4:2. Paul not only practiced a mature prayer life (cf. 1:3–12) but he also prescribed it for all believers. They should devote themselves to (lit., “persist, continue in”; cf. Rom. 12:12) prayer. Prayer is not a spiritual luxury; it is essential for growth. Prayer—as vital to one’s spiritual health as breathing is to one’s physical health—should be continual (1 Thes. 5:17), not casual. In his praying, a Christian should be watchful (“alert, aware”) against spiritual drowsiness caused by attention to the world (Matt. 24:42; Acts 20:31; 1 Cor. 16:13; 1 Thes. 5:6) and/or by the wiles of the devil (Eph. 6:16; 1 Peter 5:8). Being thankful should always accompany prayer (Phil. 4:6; Col. 1:12; 3:16–17; 1 Thes. 5:18), for it places a believer in the proper attitude before God (cf. Rom. 1:21).
4:3–4. Pray for us was a request Paul often made of his readers (Rom. 15:30; Eph. 6:19; 1 Thes. 5:25; 2 Thes. 3:1). His request was not selfish; it was for an open … door (cf. 1 Cor. 16:9; 2 Cor. 2:12) through which he could clearly minister the gospel message … the mystery of Christ (cf. Eph. 3:4; 6:19; Col. 1:26–27; 2:2), for which he was in chains (cf. Phil. 1:7, 13–14, 16; Col. 4:18; Phile. 1, 9–10, 13). He desired not only an opportunity to preach but also clarity in preaching: that I may proclaim it clearly, as I should (i.e., “as I am obligated to”; cf. Rom. 1:14–15).

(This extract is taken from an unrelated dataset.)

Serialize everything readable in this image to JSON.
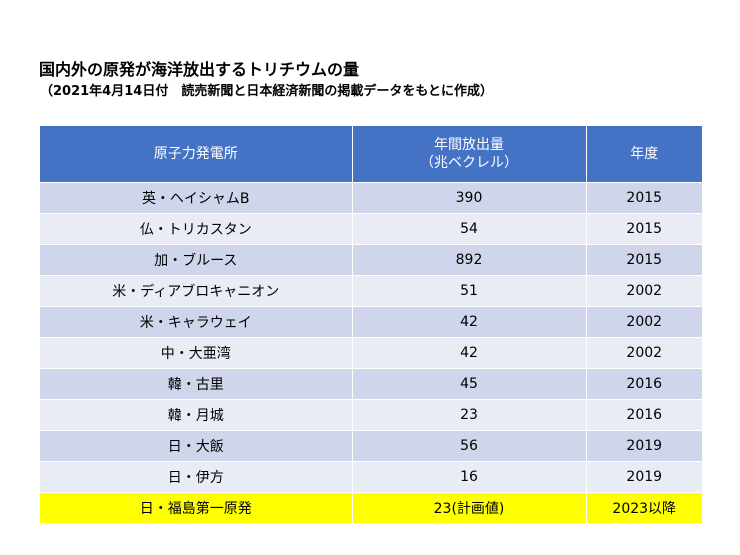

 The Protestant Episcopal Church in the United States of America, The Book of Common Prayer and Administration of the Sacraments and Other Rites and Ceremonies of the Church (New York: The Seabury Press, 1976), 33.
 Norman L. Geisler, “Colossians,” in The Bible Knowledge Commentary: An Exposition of the Scriptures, ed. J. F. Walvoord and R. B. Zuck, vol. 2 (Wheaton, IL: Victor Books, 1985), 684.